Courtesy of the U.S. House of Representatives

Seven Bridges is on a roll. In February, the genomic analysis startup nabbed a $45 million Series A. It's already working with massive genomic data efforts with the U.S. National Cancer Institute's Cancer Genomics Cloud pilot, the Genomics England 100,000 Genomes Project, the National Institutes of Health and undisclosed pharma partners.

Now, the Cambridge, MA-based company has nabbed a deal with the U.S. Department of Veterans Affairs to work on its massive Million Veteran Program (MVP), which aims to build one of the largest medical databases on the role of genes and health by creating a database with more than one million U.S. veteran volunteers.

Seven Bridges is slated to develop large-scale, cloud-based data analysis, dubbed Hybrid Cloud, for the MVP project, as well as a Genotype-Phenotype Graph Analysis Engine. The Hybrid Cloud project aims to set up a framework for the distribution of data, metadata and jobs, as well as to establish the basis of permissions and specific datasets. And the Analysis Engine is expected to offer software and algorithms to synthesize existing genomic data and phenotypic information into a unified data structure.

"Some MVP data will always need to be on local infrastructure, while some can be processed remotely for faster and more cost-effective analysis," said U.S. Department of Veterans Affairs Program Manager Jennifer Moser in a statement. "Seven Bridges is building the software to link these two environments, so that researchers can ask biological questions and perform reproducible and shareable analysis as rapidly as possible."

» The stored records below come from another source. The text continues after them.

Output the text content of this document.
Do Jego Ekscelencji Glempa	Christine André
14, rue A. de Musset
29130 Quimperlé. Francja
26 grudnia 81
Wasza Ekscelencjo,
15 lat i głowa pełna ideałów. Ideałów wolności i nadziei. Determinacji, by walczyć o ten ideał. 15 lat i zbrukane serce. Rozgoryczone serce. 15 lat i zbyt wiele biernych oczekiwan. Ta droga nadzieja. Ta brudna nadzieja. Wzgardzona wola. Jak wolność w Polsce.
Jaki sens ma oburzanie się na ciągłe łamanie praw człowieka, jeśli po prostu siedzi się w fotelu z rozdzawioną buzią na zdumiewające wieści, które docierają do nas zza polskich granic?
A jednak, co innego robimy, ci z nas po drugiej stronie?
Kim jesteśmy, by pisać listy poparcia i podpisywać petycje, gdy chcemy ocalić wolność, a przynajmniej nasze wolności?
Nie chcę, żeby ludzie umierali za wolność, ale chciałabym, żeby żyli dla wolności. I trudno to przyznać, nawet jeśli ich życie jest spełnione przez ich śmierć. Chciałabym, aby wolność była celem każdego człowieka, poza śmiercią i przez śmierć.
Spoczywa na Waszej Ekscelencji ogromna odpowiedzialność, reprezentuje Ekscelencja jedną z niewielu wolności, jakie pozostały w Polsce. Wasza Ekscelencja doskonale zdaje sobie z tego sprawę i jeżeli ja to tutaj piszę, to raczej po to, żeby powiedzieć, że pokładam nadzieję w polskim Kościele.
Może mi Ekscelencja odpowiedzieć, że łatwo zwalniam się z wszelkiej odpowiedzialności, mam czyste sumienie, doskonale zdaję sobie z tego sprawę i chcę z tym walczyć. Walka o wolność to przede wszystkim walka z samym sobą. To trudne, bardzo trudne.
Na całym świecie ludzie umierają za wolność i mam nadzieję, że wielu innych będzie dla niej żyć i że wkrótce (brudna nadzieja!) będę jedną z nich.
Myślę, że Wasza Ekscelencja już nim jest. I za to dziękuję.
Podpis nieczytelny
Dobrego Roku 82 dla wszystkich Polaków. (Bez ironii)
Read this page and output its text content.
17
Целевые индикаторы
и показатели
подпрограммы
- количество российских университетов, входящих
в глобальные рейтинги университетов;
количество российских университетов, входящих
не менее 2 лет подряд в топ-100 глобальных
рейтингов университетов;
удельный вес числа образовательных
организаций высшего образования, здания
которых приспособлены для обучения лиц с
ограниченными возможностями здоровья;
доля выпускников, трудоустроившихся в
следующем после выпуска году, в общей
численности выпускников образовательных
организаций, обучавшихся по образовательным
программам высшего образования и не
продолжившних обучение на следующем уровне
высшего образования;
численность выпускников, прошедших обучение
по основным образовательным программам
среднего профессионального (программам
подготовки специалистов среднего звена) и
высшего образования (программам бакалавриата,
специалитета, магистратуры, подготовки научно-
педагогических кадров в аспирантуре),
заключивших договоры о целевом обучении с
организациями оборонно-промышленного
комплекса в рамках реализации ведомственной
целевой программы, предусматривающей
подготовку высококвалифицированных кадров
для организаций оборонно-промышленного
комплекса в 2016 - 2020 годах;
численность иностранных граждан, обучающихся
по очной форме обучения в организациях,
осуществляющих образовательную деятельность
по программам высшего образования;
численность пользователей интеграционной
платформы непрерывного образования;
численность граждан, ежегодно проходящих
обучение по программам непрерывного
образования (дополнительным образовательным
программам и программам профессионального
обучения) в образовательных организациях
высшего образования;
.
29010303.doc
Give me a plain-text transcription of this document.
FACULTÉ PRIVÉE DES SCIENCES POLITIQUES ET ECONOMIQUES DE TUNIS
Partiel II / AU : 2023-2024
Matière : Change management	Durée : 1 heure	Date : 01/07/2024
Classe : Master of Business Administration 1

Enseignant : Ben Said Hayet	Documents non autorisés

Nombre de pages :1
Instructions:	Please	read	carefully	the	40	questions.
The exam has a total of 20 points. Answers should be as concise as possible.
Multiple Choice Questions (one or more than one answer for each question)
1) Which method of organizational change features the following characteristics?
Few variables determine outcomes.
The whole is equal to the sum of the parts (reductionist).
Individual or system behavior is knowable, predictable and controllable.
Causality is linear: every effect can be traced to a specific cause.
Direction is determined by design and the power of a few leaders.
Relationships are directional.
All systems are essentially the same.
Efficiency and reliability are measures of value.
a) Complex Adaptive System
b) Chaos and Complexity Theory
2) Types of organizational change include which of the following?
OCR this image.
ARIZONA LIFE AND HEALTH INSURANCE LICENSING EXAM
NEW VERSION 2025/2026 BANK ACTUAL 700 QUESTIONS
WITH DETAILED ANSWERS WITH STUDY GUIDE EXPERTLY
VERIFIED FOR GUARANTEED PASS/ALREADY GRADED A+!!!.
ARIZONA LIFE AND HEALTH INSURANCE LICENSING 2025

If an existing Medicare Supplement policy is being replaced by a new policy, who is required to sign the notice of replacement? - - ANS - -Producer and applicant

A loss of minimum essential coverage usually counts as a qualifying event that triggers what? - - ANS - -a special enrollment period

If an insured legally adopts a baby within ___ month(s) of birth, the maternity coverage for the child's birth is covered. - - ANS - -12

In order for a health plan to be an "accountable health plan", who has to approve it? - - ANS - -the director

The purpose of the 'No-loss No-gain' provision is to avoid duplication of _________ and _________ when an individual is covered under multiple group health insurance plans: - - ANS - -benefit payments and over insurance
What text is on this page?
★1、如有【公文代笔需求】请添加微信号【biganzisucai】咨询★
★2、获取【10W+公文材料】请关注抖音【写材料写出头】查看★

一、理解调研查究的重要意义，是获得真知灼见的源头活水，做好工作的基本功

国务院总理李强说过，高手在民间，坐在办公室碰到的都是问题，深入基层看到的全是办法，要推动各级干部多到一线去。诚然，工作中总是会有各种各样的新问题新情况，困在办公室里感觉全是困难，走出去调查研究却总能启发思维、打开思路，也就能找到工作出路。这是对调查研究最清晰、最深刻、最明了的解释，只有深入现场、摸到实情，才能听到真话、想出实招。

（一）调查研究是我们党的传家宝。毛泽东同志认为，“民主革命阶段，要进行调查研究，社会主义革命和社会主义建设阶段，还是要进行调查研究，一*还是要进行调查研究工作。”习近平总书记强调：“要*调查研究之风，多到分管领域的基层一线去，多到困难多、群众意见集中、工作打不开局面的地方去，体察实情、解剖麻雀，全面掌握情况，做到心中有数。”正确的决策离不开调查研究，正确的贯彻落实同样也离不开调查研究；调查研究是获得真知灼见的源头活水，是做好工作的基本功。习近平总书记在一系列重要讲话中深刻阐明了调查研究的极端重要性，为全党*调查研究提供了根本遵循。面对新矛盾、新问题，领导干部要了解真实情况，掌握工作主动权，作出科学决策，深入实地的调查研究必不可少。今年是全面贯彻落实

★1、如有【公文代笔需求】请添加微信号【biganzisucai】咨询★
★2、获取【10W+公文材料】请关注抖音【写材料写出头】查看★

The startup is one of only two corporate collaborators with R&D partnerships on the project, the other being massive industrial conglomerate Lockheed Martin ($LMT), which recently nabbed a Cooperative Research & Development Agreement (CRADA) with the VA's Office of Research and Development to expand its existing data security role on the project that it's held since the project's 2011 inception.

"With this engine, we're expanding on the expertise we built with the United Kingdom's 100,000 Genomes Project, with a cohort that will grow to an order of magnitude larger," summed up Seven Bridges President James Sietstra.

He continued, "To work with data this large, new analysis structures like our graph-based suite of tools are needed. We are thrilled to have been chosen for this important initiative, and look forward to collaborating with the VA to develop better and faster ways to process, analyze and learn from the wealth of genomic data being collected from participating veterans."